The Senate Economics Committee inquiry on the future of Australia’s naval shipbuilding industry held public hearings in Perth on Monday and in Adelaide on Tuesday.

These hearings have thrown more doubt on the Liberal’s commitment to a truly national shipbuilding industry that will create Australian jobs and work for Australian supply chain companies. 

The Committee heard evidence from a range of expert witnesses, many of whom are still waiting for the Government to produce its long-overdue Naval Shipbuilding Plan, which the Government has been talking about releasing since 2015.

In February 2017, Minister for Defence Industry Christopher Pyne said that the release of the plan was “imminent” – but industry and workers are still waiting on tenterhooks.

Australian industry cannot make investment plans for the future without any certainty around the level of work for the local supply chain from the $90 billion pipeline of naval shipbuilding projects.

The Committee heard evidence from a range of witnesses, many of whom questioned the Turnbull Government’s resolve to use Australian materials, preserve Australian shipbuilding jobs and utilise national supply chain capabilities.

  • The Western Australian Minister for Defence Issues, the Hon. Paul Papalia, described naval shipbuilding as being “disproportionately weighted towards South Australia,” and that there was “more politics than pragmatism involved” when it came to the Turnbull Government’s decisions on naval shipbuilding.
  • The Chamber of Commerce and Industry of Western Australia said that all Australian Government vessels, including research ships, should be built in Australia.

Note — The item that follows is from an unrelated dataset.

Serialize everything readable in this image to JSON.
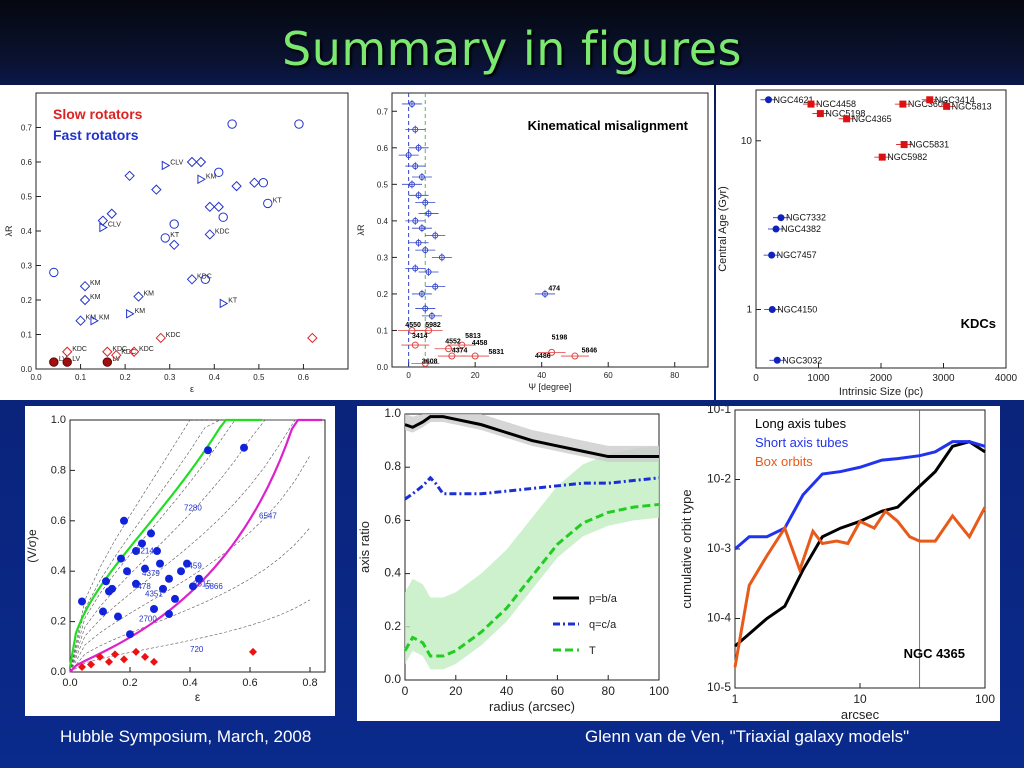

The Chamber said it has become too easy to say “we don’t do that in Australia” and gave examples of Australian supply chain firms that have been cut out of lucrative defence tenders.
  • The Australian Manufacturing Workers’ Union (AMWU) said that it was not clear what the Government is doing to ensure local SMEs are supply chain ready to participate in upcoming shipbuilding and sustainment work. According to the AMWU, workers were particularly concerned about the creation of thousands of jobs in France through the $50 billion Future Submarine project, at the expense of shipbuilding jobs in Australia.
  • Defence SA, representing the South Australian Government, said that Australian content must be specified in naval shipbuilding contracts – otherwise all you will get from the contractors in terms of local content is ‘best endeavours’. Defence SA have said very clearly that “we must specify certain local content targets in our contracts and we must have a plan. We cannot expect it to be derived by itself”.
  • This was backed up by the Victorian Defence Industry Advocate the Hon. Greg Combet, who said that “unless there is a concerted public policy, including contractual commitments to transfer technology and encourage industrial capability, we won’t have a sustainable industrial base in shipbuilding and submarine technologies in the years to come.”

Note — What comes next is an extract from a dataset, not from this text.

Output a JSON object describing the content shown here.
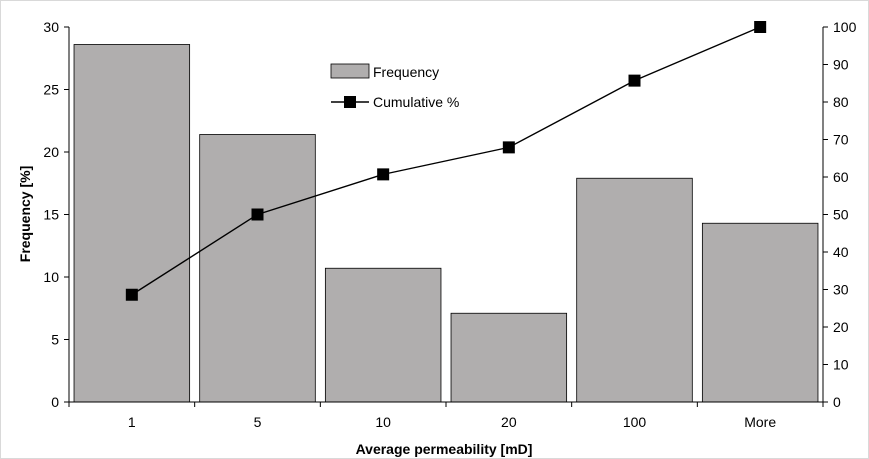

It is not good enough for Government to simply say that ships and submarines will be built in Australia - but have no clear means to secure that objective, nor the necessary skills and capabilities for the ongoing sustainment of these vessels.

Australia needs a national shipbuilding program where Australian companies and Australian workers get a chance to design, build and sustain the capabilities this country needs.

The Committee will deliberate on the evidence presented at these hearings and make recommendations to Government in its final report, due to be tabled by 1 December 2017.